Transfected cells were collected, washed twice with PBS, once with H2O, and then resuspended in hypotonic buffer (50 mM Tris-HCl pH 7.5, 1 mM EDTA) plus protease inhibitors (Sigma Aldrich, St Louis, MO, USA). After 10 min in ice, cells were broken with a glass homogenizer and centrifuged at 430 × g for 10 min. The supernatant was recovered and centrifuged at 100,000 × g for 1 h in an XL-70 Beckman centrifuge using a SW 41 Ti rotor. The resulting pellet was resuspended in lysis buffer (50 mM Tris-HCl pH 7.8, 150 mM NaCl and 1% Nonidet P-40) plus protease inhibitors (Sigma); the supernatant was lyophilized and then resuspended in lysis buffer. The culture medium was recovered, lyophilized, and resuspended in SDS-PAGE sample buffer.

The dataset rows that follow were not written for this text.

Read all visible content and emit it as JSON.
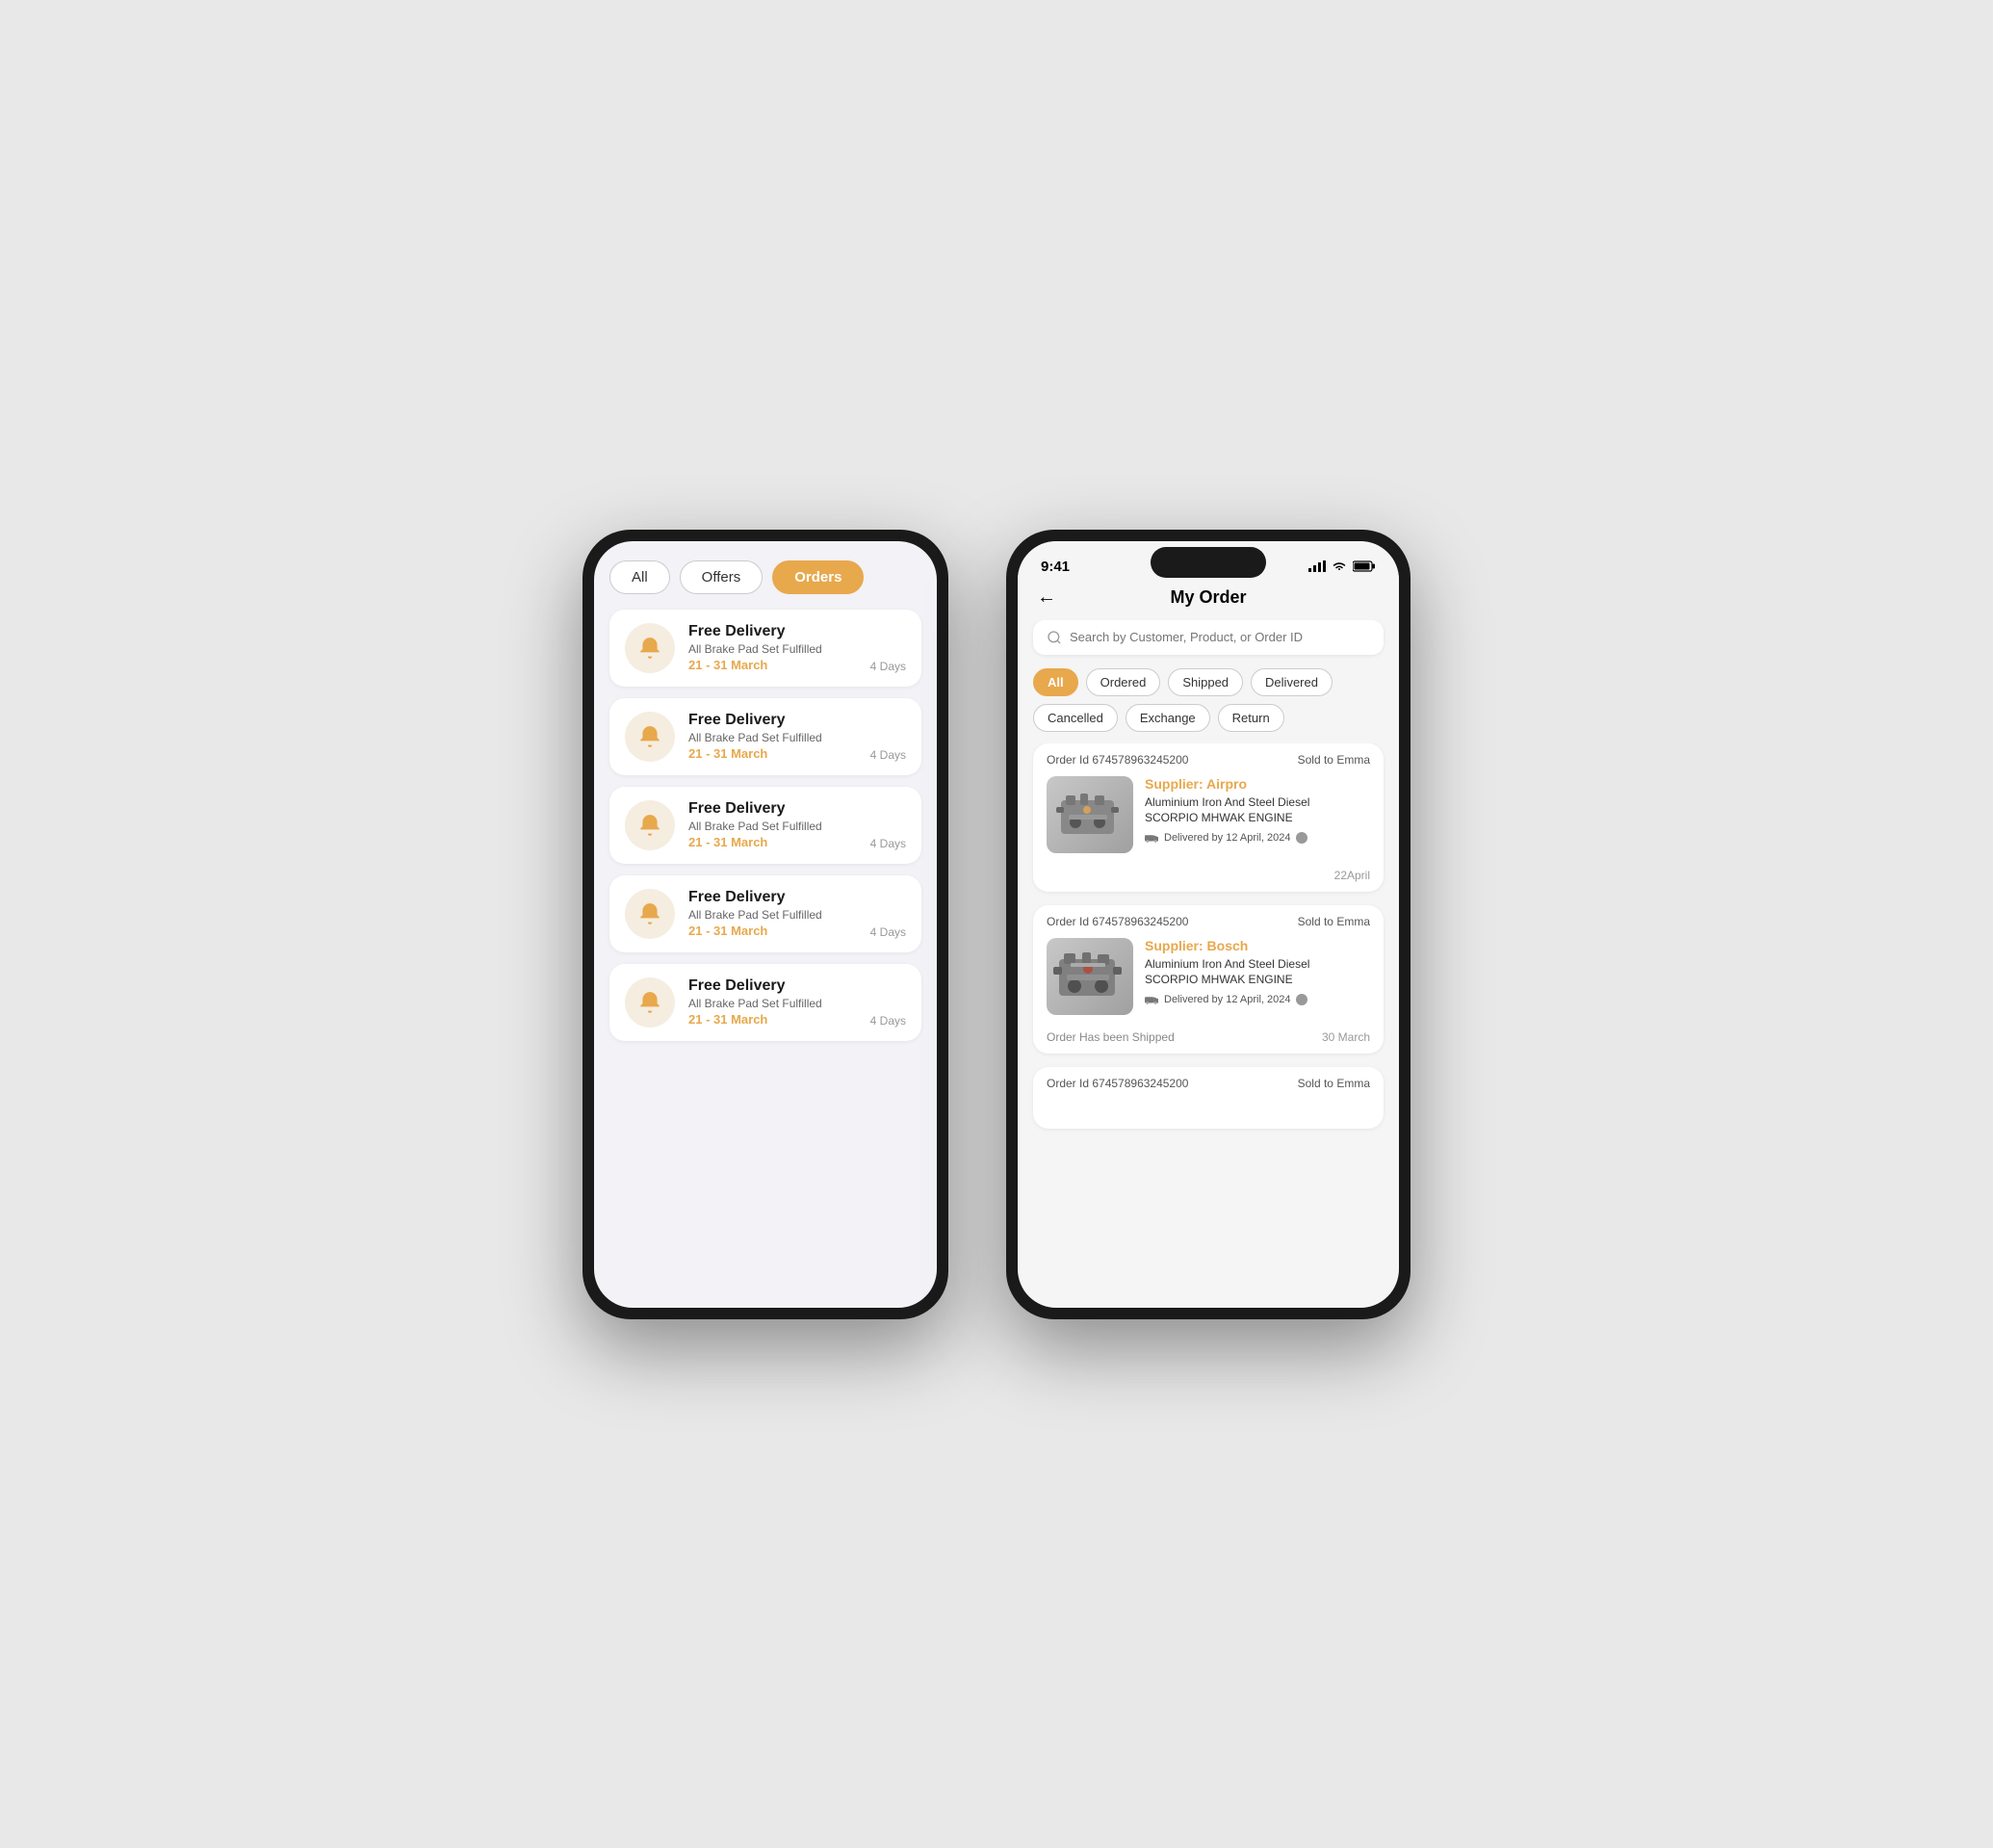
{
  "phone1": {
    "tabs": [
      {
        "label": "All",
        "active": false
      },
      {
        "label": "Offers",
        "active": false
      },
      {
        "label": "Orders",
        "active": true
      }
    ],
    "notifications": [
      {
        "title": "Free Delivery",
        "subtitle": "All Brake Pad Set Fulfilled",
        "date": "21 - 31 March",
        "days": "4 Days"
      },
      {
        "title": "Free Delivery",
        "subtitle": "All Brake Pad Set Fulfilled",
        "date": "21 - 31 March",
        "days": "4 Days"
      },
      {
        "title": "Free Delivery",
        "subtitle": "All Brake Pad Set Fulfilled",
        "date": "21 - 31 March",
        "days": "4 Days"
      },
      {
        "title": "Free Delivery",
        "subtitle": "All Brake Pad Set Fulfilled",
        "date": "21 - 31 March",
        "days": "4 Days"
      },
      {
        "title": "Free Delivery",
        "subtitle": "All Brake Pad Set Fulfilled",
        "date": "21 - 31 March",
        "days": "4 Days"
      }
    ]
  },
  "phone2": {
    "statusBar": {
      "time": "9:41"
    },
    "header": {
      "backLabel": "←",
      "title": "My Order"
    },
    "search": {
      "placeholder": "Search by Customer, Product, or Order ID"
    },
    "filters": [
      {
        "label": "All",
        "active": true
      },
      {
        "label": "Ordered",
        "active": false
      },
      {
        "label": "Shipped",
        "active": false
      },
      {
        "label": "Delivered",
        "active": false
      },
      {
        "label": "Cancelled",
        "active": false
      },
      {
        "label": "Exchange",
        "active": false
      },
      {
        "label": "Return",
        "active": false
      }
    ],
    "orders": [
      {
        "orderId": "Order Id 674578963245200",
        "soldTo": "Sold to Emma",
        "supplierName": "Supplier: Airpro",
        "productLine1": "Aluminium Iron And Steel Diesel",
        "productLine2": "SCORPIO MHWAK ENGINE",
        "delivery": "Delivered by 12 April, 2024",
        "shippedStatus": "",
        "dateLabel": "22April"
      },
      {
        "orderId": "Order Id 674578963245200",
        "soldTo": "Sold to Emma",
        "supplierName": "Supplier: Bosch",
        "productLine1": "Aluminium Iron And Steel Diesel",
        "productLine2": "SCORPIO MHWAK ENGINE",
        "delivery": "Delivered by 12 April, 2024",
        "shippedStatus": "Order Has been Shipped",
        "dateLabel": "30 March"
      },
      {
        "orderId": "Order Id 674578963245200",
        "soldTo": "Sold to Emma",
        "supplierName": "",
        "productLine1": "",
        "productLine2": "",
        "delivery": "",
        "shippedStatus": "",
        "dateLabel": ""
      }
    ]
  }
}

Fractions were analyzed by SDS-PAGE and western blotting [65] with monoclonal anti-V5 (diluted 1:3000) or 9E10 monoclonal anti-myc (diluted 1:100).

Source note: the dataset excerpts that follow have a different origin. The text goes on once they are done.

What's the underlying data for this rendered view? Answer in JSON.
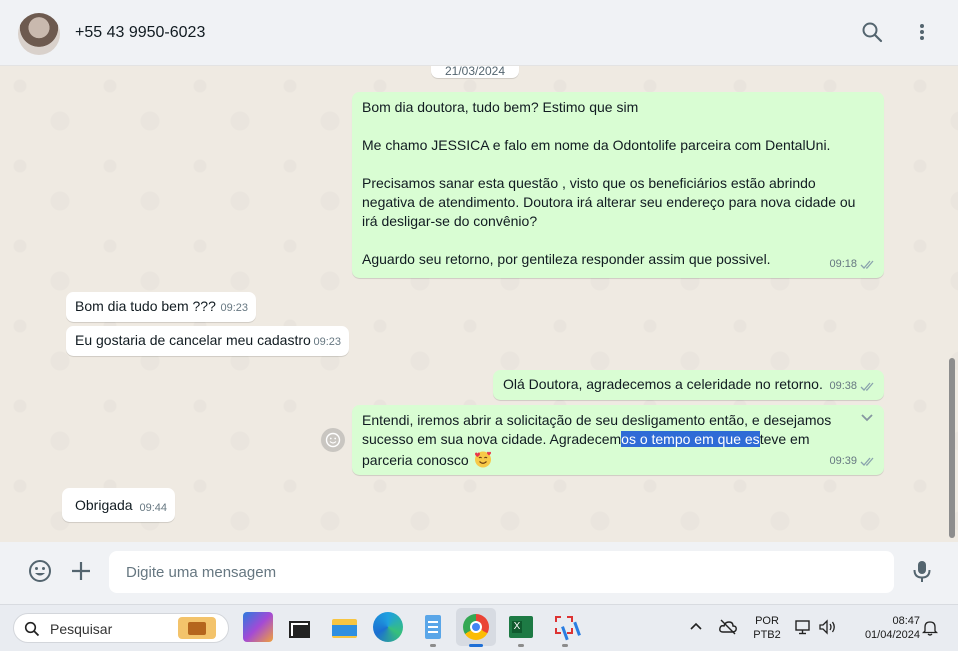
{
  "header": {
    "contact_name": "+55 43 9950-6023",
    "icons": [
      "search-icon",
      "menu-kebab-icon"
    ]
  },
  "chat": {
    "date_chip": "21/03/2024",
    "messages": [
      {
        "direction": "out",
        "text": "Bom dia doutora, tudo bem? Estimo que sim\n\nMe chamo JESSICA e falo em nome da Odontolife parceira com DentalUni.\n\nPrecisamos sanar esta questão , visto que os beneficiários estão abrindo negativa de atendimento. Doutora irá alterar seu endereço para nova cidade ou irá desligar-se do convênio?\n\nAguardo seu retorno, por gentileza responder assim que possivel.",
        "time": "09:18",
        "status": "read"
      },
      {
        "direction": "in",
        "text": "Bom dia tudo bem ???",
        "time": "09:23"
      },
      {
        "direction": "in",
        "text": "Eu gostaria de cancelar meu cadastro",
        "time": "09:23"
      },
      {
        "direction": "out",
        "text": "Olá Doutora, agradecemos a celeridade no retorno.",
        "time": "09:38",
        "status": "read"
      },
      {
        "direction": "out",
        "text_before": "Entendi, iremos abrir a solicitação de seu desligamento então, e desejamos sucesso em sua nova cidade. Agradecem",
        "text_selected": "os o tempo em que es",
        "text_after": "teve em parceria conosco ",
        "emoji": "smiling-face-with-hearts-emoji",
        "time": "09:39",
        "status": "read"
      },
      {
        "direction": "in",
        "text": "Obrigada",
        "time": "09:44"
      }
    ]
  },
  "compose": {
    "placeholder": "Digite uma mensagem",
    "icons": [
      "emoji-icon",
      "plus-icon",
      "mic-icon"
    ]
  },
  "taskbar": {
    "search_label": "Pesquisar",
    "language_line1": "POR",
    "language_line2": "PTB2",
    "time": "08:47",
    "date": "01/04/2024"
  },
  "colors": {
    "outgoing_bubble": "#d9fdd3",
    "incoming_bubble": "#ffffff",
    "read_ticks": "#53bdeb",
    "chat_bg": "#efeae2",
    "selection": "#2f6bd6"
  }
}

RNAi vector construction and microinjection

A 560-bp region of the third exon of CG6234 was generated by PCR using genomic DNA as template with the primers indicated in Additional file 4 (Primers used for qPCR and conventional PCR reactions). To create the knockdown plasmid UAS-CG6234IR, the PCR product was inserted into the pWiz vector (Drosophila Genomics Resource Center, Bloomington, IN, USA) at each of the AvrII and NheI restriction sites, in opposite orientations [82]. Clones were confirmed by sequencing. w 1118 embryos were injected with the UAS-CG6234IR construct at Genetic Services, Inc. (Sudbury, MA, USA), according to standard protocols [83]. Homozygous lines were generated with standard balancer chromosomes. RNAi experiments were repeated using three independent UAS-RNAi insertions.